Organiser: Maria Pilar Jimenez Aleixandre (University of Santiago de Compostela, Spain), marilarj.aleixandre@usc.es

Chair: Jesus Piqueras (Stockholm University, Sweden)

Discussant: Jim Ryder (University of Leeds, United Kingdom)

Papers:

1 Epistemic Practices and Scientific Practices: Theoretical and educational challenges

Maria Pilar Jimenez Aleixandre (University of Santiago de Compostela, Spain), Richard A. Duschl (Pennsylvania State University, United States)

2 Exploring the value of metacognition for instruction of epistemic and scientific practises

Anat Zohar (Hebrew University, Israel)

3 Towards a holistic model of epistemic practises for science education

Sibel Erduran (University of Limerick, Ireland), Zoubeida Dagher, University of Delaware, United States)

4 Using peer review to support epistemic school lab practises

Karim Hamza ((Stockholm University, Sweden), Jesus Piqueras (Stockholm University, Sweden), Per-Olof Wickman (Stockholm University, Sweden), Marcus Angelin (Stockholm University, Sweden)

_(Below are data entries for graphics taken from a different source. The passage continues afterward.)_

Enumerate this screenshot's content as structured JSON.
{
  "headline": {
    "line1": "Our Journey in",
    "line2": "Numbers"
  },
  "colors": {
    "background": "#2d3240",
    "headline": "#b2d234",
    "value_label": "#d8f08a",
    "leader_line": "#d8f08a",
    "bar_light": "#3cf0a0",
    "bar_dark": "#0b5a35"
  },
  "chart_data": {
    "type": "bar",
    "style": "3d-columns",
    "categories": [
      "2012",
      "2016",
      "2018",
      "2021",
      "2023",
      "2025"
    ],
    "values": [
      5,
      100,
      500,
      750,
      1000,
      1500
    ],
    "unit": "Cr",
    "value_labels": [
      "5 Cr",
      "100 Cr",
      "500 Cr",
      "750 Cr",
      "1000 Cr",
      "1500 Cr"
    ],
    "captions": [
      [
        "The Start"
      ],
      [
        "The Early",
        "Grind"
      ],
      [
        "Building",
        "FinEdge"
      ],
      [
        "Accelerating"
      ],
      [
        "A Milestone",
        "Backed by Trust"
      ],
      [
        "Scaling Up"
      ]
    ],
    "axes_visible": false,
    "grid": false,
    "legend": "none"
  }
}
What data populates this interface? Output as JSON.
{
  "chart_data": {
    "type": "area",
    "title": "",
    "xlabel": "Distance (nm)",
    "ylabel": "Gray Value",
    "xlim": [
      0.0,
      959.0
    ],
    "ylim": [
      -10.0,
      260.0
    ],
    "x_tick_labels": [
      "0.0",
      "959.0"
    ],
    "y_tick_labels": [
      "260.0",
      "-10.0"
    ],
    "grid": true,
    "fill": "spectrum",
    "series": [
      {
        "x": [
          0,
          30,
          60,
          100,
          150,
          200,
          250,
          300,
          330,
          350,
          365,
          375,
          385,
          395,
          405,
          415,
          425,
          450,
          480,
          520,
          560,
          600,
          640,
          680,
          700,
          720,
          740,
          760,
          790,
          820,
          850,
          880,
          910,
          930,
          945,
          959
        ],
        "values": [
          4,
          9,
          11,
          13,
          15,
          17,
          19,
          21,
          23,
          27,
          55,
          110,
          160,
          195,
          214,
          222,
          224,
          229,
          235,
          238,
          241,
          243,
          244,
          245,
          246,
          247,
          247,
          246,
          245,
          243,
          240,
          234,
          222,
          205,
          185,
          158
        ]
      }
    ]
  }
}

Abstract: The aim of this symposium is to undertake a critical examination of epistemic practices, and of the challenges, theoretical and educational, involved in incorporating them to science education. There is consensus on the need for balancing conceptual, epistemic and social learning goals (Author 2, 2008), and the central position accorded to epistemic practices by theoretical approaches (e.g., Chinn et al., 2014; Kelly, 2008) is reflected in policy documents (NGSS, 2013), which place scientific practices at the centre of science teaching and learning. The four papers combine theoretical and methodological approaches (papers 1, 2 & 3), drawing from the literature, with empirical studies focusing on how to enact epistemic practices in the science classroom (paper 4). They share an approach viewing epistemic practices as enacted, rather than as beliefs (Author 1, 2014; Author 8 & colleagues, 2012). A relevant question is the characterization of epistemic and scientific practices, their mutual relationships, and the implications for instruction, explored in papers 1 and 2. Paper 1 examines the characterization of epistemic practices, and the relationships between epistemic and scientific practices, seeking to identify productive ways of engaging students in them. Paper 2 explores the role of metacognition, in particular of epistemic metacognitive knowledge, in fostering students’ engagement with epistemic and scientific practices, an issue related to personal epistemologies and to how to teach the Nature of Science (NOS). Paper 3, framed in a reconceptualization of NOS, proposes a science teaching heuristic for the purpose of engaging students in scientific practices, as well as for supporting teachers’ understanding of their epistemic, cognitive, and social aspects. Paper 4 reports about the effects, on student discourse, of making the epistemic aims explicit content in the school laboratory; achieved through peer review. The four papers seek to contribute to the emerging research line about epistemic practices.